Google Goes Deep On Dupe Detection & Canonicalization

Nov 4, 2020 - 7:21 am 4 by

Google Pieces Canonical

This morning our Google friends, John Mueller, Martin Splitt, Gary Illyes and also Lizzi Harvey (Google's technical writer) posted a new podcast. It was obviously fun to listen to but in it, Gary Illyes went super deep on how Google handles duplicate content detection, i.e. dupe detection and then the canonicalization. They are not the same thing.

The short version is that Google creates a Checksum for each page, it is basically like a unique fingerprint of the document based on the words on the page. So if there are two pages with the same checksum, then that is basically how Google figures out which pages are duplicate to each other. A checksum is a small-sized datum derived from a block of digital data for the purpose of detecting errors that may have been introduced during its transmission or storage.
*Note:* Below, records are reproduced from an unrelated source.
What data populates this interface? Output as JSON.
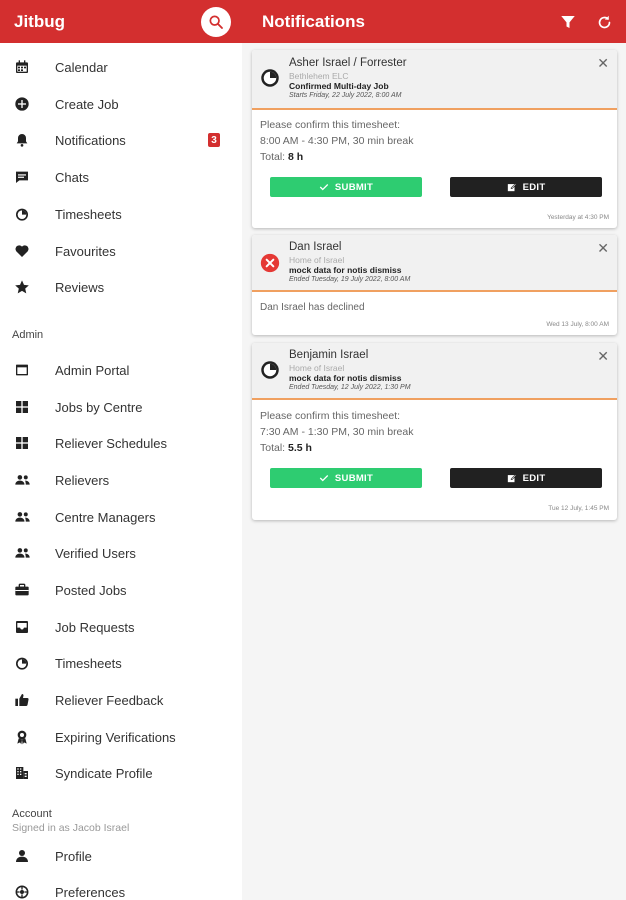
{
  "header": {
    "app_title": "Jitbug",
    "page_title": "Notifications"
  },
  "sidebar": {
    "items": [
      {
        "label": "Calendar",
        "icon": "calendar-icon"
      },
      {
        "label": "Create Job",
        "icon": "add-circle-icon"
      },
      {
        "label": "Notifications",
        "icon": "bell-icon",
        "badge": "3"
      },
      {
        "label": "Chats",
        "icon": "chat-icon"
      },
      {
        "label": "Timesheets",
        "icon": "timer-icon"
      },
      {
        "label": "Favourites",
        "icon": "heart-icon"
      },
      {
        "label": "Reviews",
        "icon": "star-icon"
      }
    ],
    "admin_label": "Admin",
    "admin_items": [
      {
        "label": "Admin Portal",
        "icon": "portal-icon"
      },
      {
        "label": "Jobs by Centre",
        "icon": "grid-icon"
      },
      {
        "label": "Reliever Schedules",
        "icon": "grid-icon"
      },
      {
        "label": "Relievers",
        "icon": "people-icon"
      },
      {
        "label": "Centre Managers",
        "icon": "people-icon"
      },
      {
        "label": "Verified Users",
        "icon": "people-icon"
      },
      {
        "label": "Posted Jobs",
        "icon": "briefcase-icon"
      },
      {
        "label": "Job Requests",
        "icon": "inbox-icon"
      },
      {
        "label": "Timesheets",
        "icon": "timer-icon"
      },
      {
        "label": "Reliever Feedback",
        "icon": "thumbs-up-icon"
      },
      {
        "label": "Expiring Verifications",
        "icon": "award-icon"
      },
      {
        "label": "Syndicate Profile",
        "icon": "building-icon"
      }
    ],
    "account_label": "Account",
    "signed_in": "Signed in as Jacob Israel",
    "account_items": [
      {
        "label": "Profile",
        "icon": "person-icon"
      },
      {
        "label": "Preferences",
        "icon": "settings-icon"
      }
    ]
  },
  "notifications": [
    {
      "name": "Asher Israel / Forrester",
      "place": "Bethlehem ELC",
      "headline": "Confirmed Multi-day Job",
      "date": "Starts Friday, 22 July 2022, 8:00 AM",
      "body1": "Please confirm this timesheet:",
      "body2": "8:00 AM - 4:30 PM, 30 min break",
      "total_label": "Total:",
      "total_value": "8 h",
      "submit_label": "SUBMIT",
      "edit_label": "EDIT",
      "time": "Yesterday at 4:30 PM"
    },
    {
      "name": "Dan Israel",
      "place": "Home of Israel",
      "headline": "mock data for notis dismiss",
      "date": "Ended Tuesday, 19 July 2022, 8:00 AM",
      "body1": "Dan Israel has declined",
      "time": "Wed 13 July, 8:00 AM"
    },
    {
      "name": "Benjamin Israel",
      "place": "Home of Israel",
      "headline": "mock data for notis dismiss",
      "date": "Ended Tuesday, 12 July 2022, 1:30 PM",
      "body1": "Please confirm this timesheet:",
      "body2": "7:30 AM - 1:30 PM, 30 min break",
      "total_label": "Total:",
      "total_value": "5.5 h",
      "submit_label": "SUBMIT",
      "edit_label": "EDIT",
      "time": "Tue 12 July, 1:45 PM"
    }
  ],
  "colors": {
    "brand": "#d32f2f",
    "submit": "#2ecc71",
    "edit": "#212121",
    "declined": "#e53935",
    "divider": "#f0a060"
  }
}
By themselves, checksums are often used to verify data integrity but are not relied upon to verify data authenticity.

Dupe detection and canonicalization are not the same thing. Gary said "first you have to detect the dupes, basically cluster them together, saying that all of these pages are dupes of each other, and then you have to basically find a leader page for all of them." "And that is canonicalization. So, you have the duplication, which is the whole term, but within that you have cluster building, like dupe cluster building, and canonicalization," he added.
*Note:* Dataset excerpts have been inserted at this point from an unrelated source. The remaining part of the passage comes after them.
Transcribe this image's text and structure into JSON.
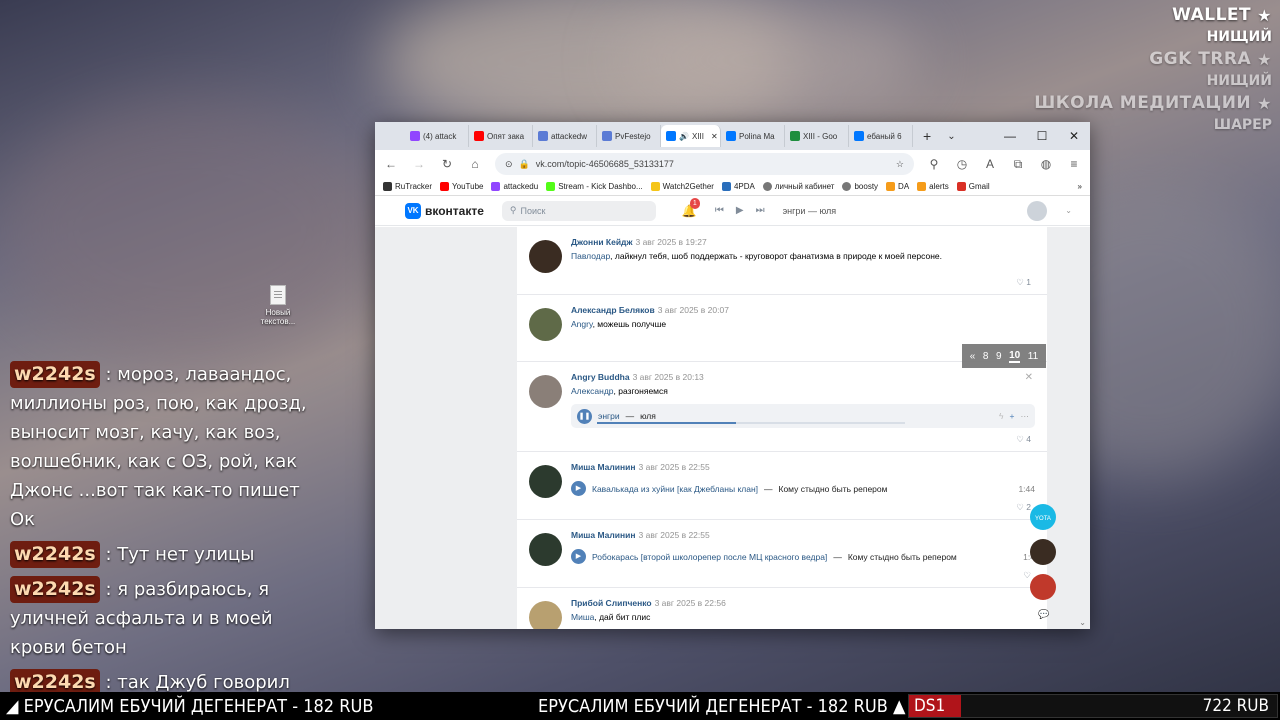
{
  "overlay": {
    "wallet_title": "WALLET",
    "wallet_value": "НИЩИЙ",
    "ggk_title": "GGK TRRA",
    "ggk_value": "НИЩИЙ",
    "meditation_title": "ШКОЛА МЕДИТАЦИИ",
    "meditation_value": "ШАРЕР",
    "star_icon": "★"
  },
  "desktop": {
    "file_label": "Новый текстов..."
  },
  "chat": [
    {
      "nick": "w2242s",
      "text": ": мороз, лаваандос, миллионы роз, пою, как дрозд, выносит мозг, качу, как воз, волшебник, как с ОЗ, рой, как Джонс ...вот так как-то пишет Ок"
    },
    {
      "nick": "w2242s",
      "text": ": Тут нет улицы"
    },
    {
      "nick": "w2242s",
      "text": ": я разбираюсь, я уличней асфальта и в моей крови бетон"
    },
    {
      "nick": "w2242s",
      "text": ": так Джуб говорил"
    }
  ],
  "ticker": {
    "left_text": "◢ ЕРУСАЛИМ ЕБУЧИЙ ДЕГЕНЕРАТ - 182 RUB",
    "center_text": "ЕРУСАЛИМ ЕБУЧИЙ ДЕГЕНЕРАТ - 182 RUB ▲",
    "goal_label": "DS1",
    "goal_amount": "722 RUB",
    "goal_progress_fraction": 0.14
  },
  "browser": {
    "tabs": [
      {
        "label": "(4) attack",
        "color": "#9146ff"
      },
      {
        "label": "Опят зака",
        "color": "#ff0000"
      },
      {
        "label": "attackedw",
        "color": "#5b7bd5"
      },
      {
        "label": "PvFestejo",
        "color": "#5b7bd5"
      },
      {
        "label": "XIII",
        "color": "#0077ff"
      },
      {
        "label": "Polina Ma",
        "color": "#0077ff"
      },
      {
        "label": "XIII - Goo",
        "color": "#1e8e3e"
      },
      {
        "label": "ебаный 6",
        "color": "#0077ff"
      }
    ],
    "new_tab": "+",
    "tab_list": "⌄",
    "win_min": "—",
    "win_max": "☐",
    "win_close": "✕",
    "url": "vk.com/topic-46506685_53133177",
    "bookmarks": [
      {
        "label": "RuTracker",
        "color": "#333"
      },
      {
        "label": "YouTube",
        "color": "#ff0000"
      },
      {
        "label": "attackedu",
        "color": "#9146ff"
      },
      {
        "label": "Stream - Kick Dashbo...",
        "color": "#53fc18"
      },
      {
        "label": "Watch2Gether",
        "color": "#f5c518"
      },
      {
        "label": "4PDA",
        "color": "#2a6ebb"
      },
      {
        "label": "личный кабинет",
        "color": "#777"
      },
      {
        "label": "boosty",
        "color": "#777"
      },
      {
        "label": "DA",
        "color": "#f59c1a"
      },
      {
        "label": "alerts",
        "color": "#f59c1a"
      },
      {
        "label": "Gmail",
        "color": "#d93025"
      }
    ]
  },
  "vk": {
    "logo_text": "вконтакте",
    "search_placeholder": "Поиск",
    "notifications_count": "1",
    "now_playing": "энгри — юля",
    "pager": [
      "«",
      "8",
      "9",
      "10",
      "11"
    ],
    "posts": [
      {
        "name": "Джонни Кейдж",
        "date": "3 авг 2025 в 19:27",
        "reply_to": "Павлодар",
        "text": ", лайкнул тебя, шоб поддержать - круговорот фанатизма в природе к моей персоне.",
        "likes": "1",
        "avatar_color": "#3a2c22"
      },
      {
        "name": "Александр Беляков",
        "date": "3 авг 2025 в 20:07",
        "reply_to": "Angry",
        "text": ", можешь получше",
        "likes": "",
        "avatar_color": "#5f6a48"
      },
      {
        "name": "Angry Buddha",
        "date": "3 авг 2025 в 20:13",
        "reply_to": "Александр",
        "text": ", разгоняемся",
        "likes": "4",
        "avatar_color": "#8a7f78",
        "audio": {
          "artist": "энгри",
          "sep": "—",
          "title": "юля"
        }
      },
      {
        "name": "Миша Малинин",
        "date": "3 авг 2025 в 22:55",
        "audio_artist": "Кавалькада из хуйни [как Джебланы клан]",
        "audio_sep": "—",
        "audio_title": "Кому стыдно быть репером",
        "duration": "1:44",
        "likes": "2",
        "avatar_color": "#2c3a2e"
      },
      {
        "name": "Миша Малинин",
        "date": "3 авг 2025 в 22:55",
        "audio_artist": "Робокарась [второй школорепер после МЦ красного ведра]",
        "audio_sep": "—",
        "audio_title": "Кому стыдно быть репером",
        "duration": "1:4",
        "likes": "",
        "avatar_color": "#2c3a2e"
      },
      {
        "name": "Прибой Слипченко",
        "date": "3 авг 2025 в 22:56",
        "reply_to": "Миша",
        "text": ", дай бит плис",
        "likes": "",
        "avatar_color": "#b8a070"
      }
    ],
    "yota_label": "YOTA"
  }
}
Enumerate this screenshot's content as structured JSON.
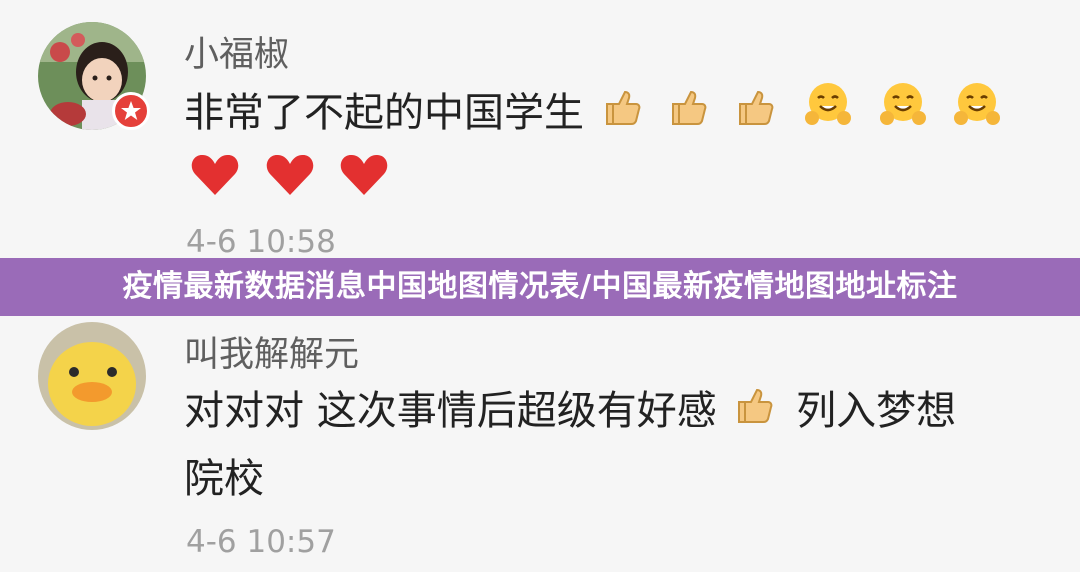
{
  "banner": {
    "title": "疫情最新数据消息中国地图情况表/中国最新疫情地图地址标注"
  },
  "comments": [
    {
      "username": "小福椒",
      "text_line1": "非常了不起的中国学生",
      "time": "4-6 10:58",
      "emojis_line1": [
        "thumbs-up",
        "thumbs-up",
        "thumbs-up",
        "hugging-face",
        "hugging-face",
        "hugging-face"
      ],
      "emojis_line2": [
        "red-heart",
        "red-heart",
        "red-heart"
      ],
      "verified_badge": true
    },
    {
      "username": "叫我解解元",
      "text_part1": "对对对 这次事情后超级有好感",
      "text_part2": "列入梦想",
      "text_line2": "院校",
      "time": "4-6 10:57",
      "emojis_inline": [
        "thumbs-up"
      ]
    }
  ],
  "colors": {
    "banner_bg": "#9a6bb8",
    "background": "#f6f6f6",
    "username": "#5f5f5f",
    "time": "#a0a0a0",
    "badge": "#e5403a"
  }
}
How does dupe detection work? Gary said "for dupe detection what we do is, well, we try to detect dupes. And how we do that is perhaps how most people at other search engines do it, which is, basically, reducing the content into a hash or checksum and then comparing the checksums. And that's because it's much easier to do that than comparing perhaps 3,000 words, which is the minimum to rank well in any search engine."

They went off on a joke about the 3,000 words on a page for a bit.
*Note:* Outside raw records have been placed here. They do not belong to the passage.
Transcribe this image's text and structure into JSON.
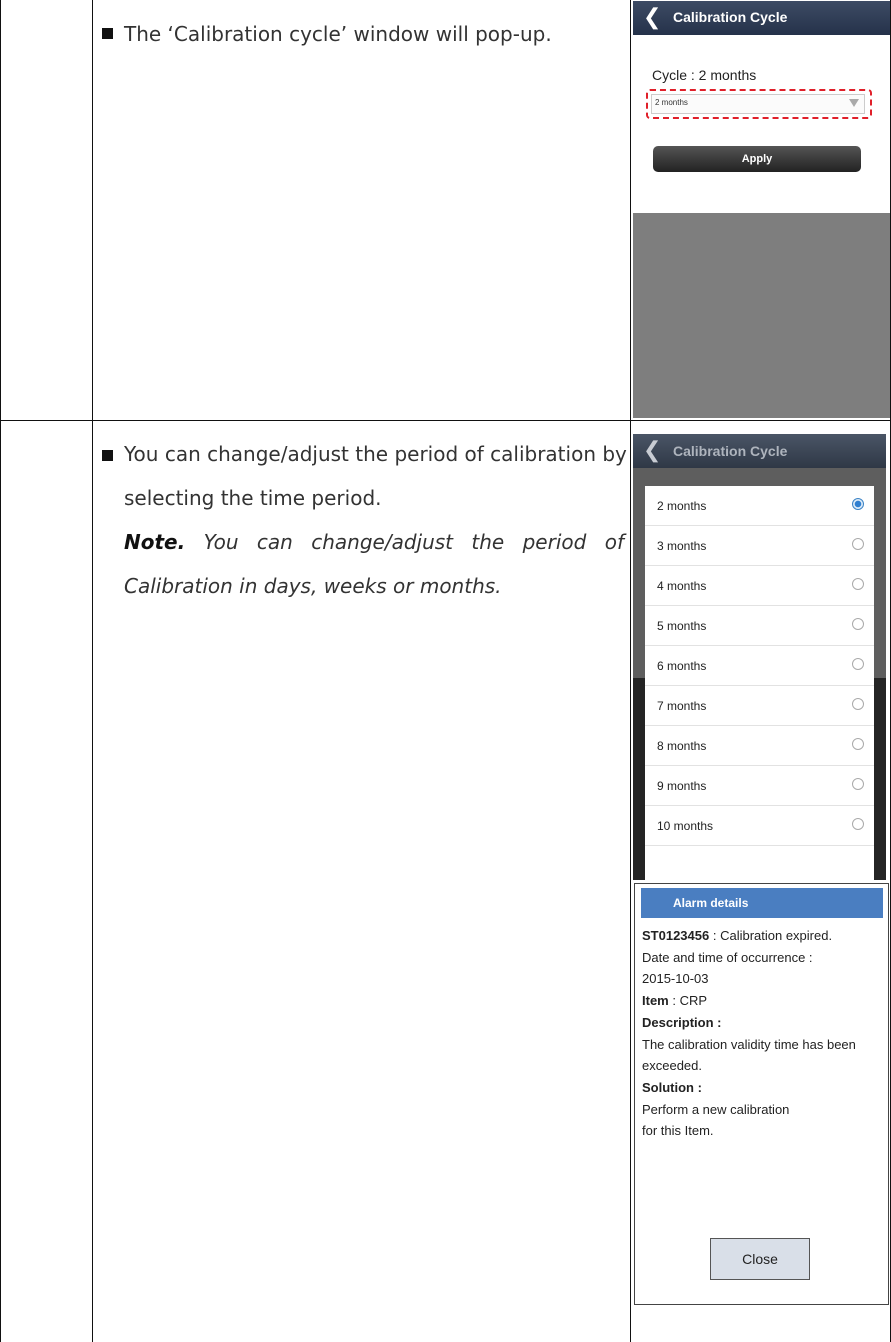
{
  "step1": {
    "text": "The ‘Calibration cycle’ window will pop-up."
  },
  "step2": {
    "text_line1": "You can change/adjust the period of calibration by",
    "text_line2": "selecting the time period.",
    "note_label": "Note.",
    "note_text": " You can change/adjust the period of Calibration in days, weeks or months."
  },
  "screen1": {
    "back_icon": "chevron-left-icon",
    "title": "Calibration Cycle",
    "cycle_label": "Cycle : 2 months",
    "dropdown_value": "2 months",
    "apply_label": "Apply",
    "highlight_color": "#e0202a"
  },
  "screen2": {
    "title": "Calibration Cycle",
    "options": [
      "2 months",
      "3 months",
      "4 months",
      "5 months",
      "6 months",
      "7 months",
      "8 months",
      "9 months",
      "10 months"
    ],
    "selected": "2 months",
    "accent_color": "#2f7fd0"
  },
  "alarm": {
    "header": "Alarm details",
    "code": "ST0123456",
    "code_msg": " : Calibration expired.",
    "date_label": "Date and time of occurrence :",
    "date_value": "2015-10-03",
    "item_label": "Item",
    "item_value": " : CRP",
    "desc_label": "Description :",
    "desc_text": "The calibration validity time has been exceeded.",
    "sol_label": "Solution :",
    "sol_text_1": "Perform a new calibration",
    "sol_text_2": "for this Item.",
    "close_label": "Close",
    "header_color": "#4a7ec1"
  }
}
Gary goes on to explain "we are reducing the content into a checksum. And we do that because we don't want to scan the whole text, because it just doesn't make sense, essentially. It takes more resources and the result would be pretty much the same. So, we calculate multiple kinds of checksums about the textual content of the page and then we compare the checksums."

It is not just exact duplicates but near-duplicates Gary explained. He said "It can catch both" he said "it can also catch near duplicates." "We have several algorithms that, for example, try to detect and then remove the boilerplate from the pages. So, for example, we exclude the navigation from the checksum calculation, we remove the footer as well, and then we are left with what we call the centerpiece, which is the central content of the page," he added.

Then they went off about meat jokes and vegetarian jokes, many of them are vegetarian. Gary and Liz and many seem to filter out emails from their boss, Sundar Pichai. :)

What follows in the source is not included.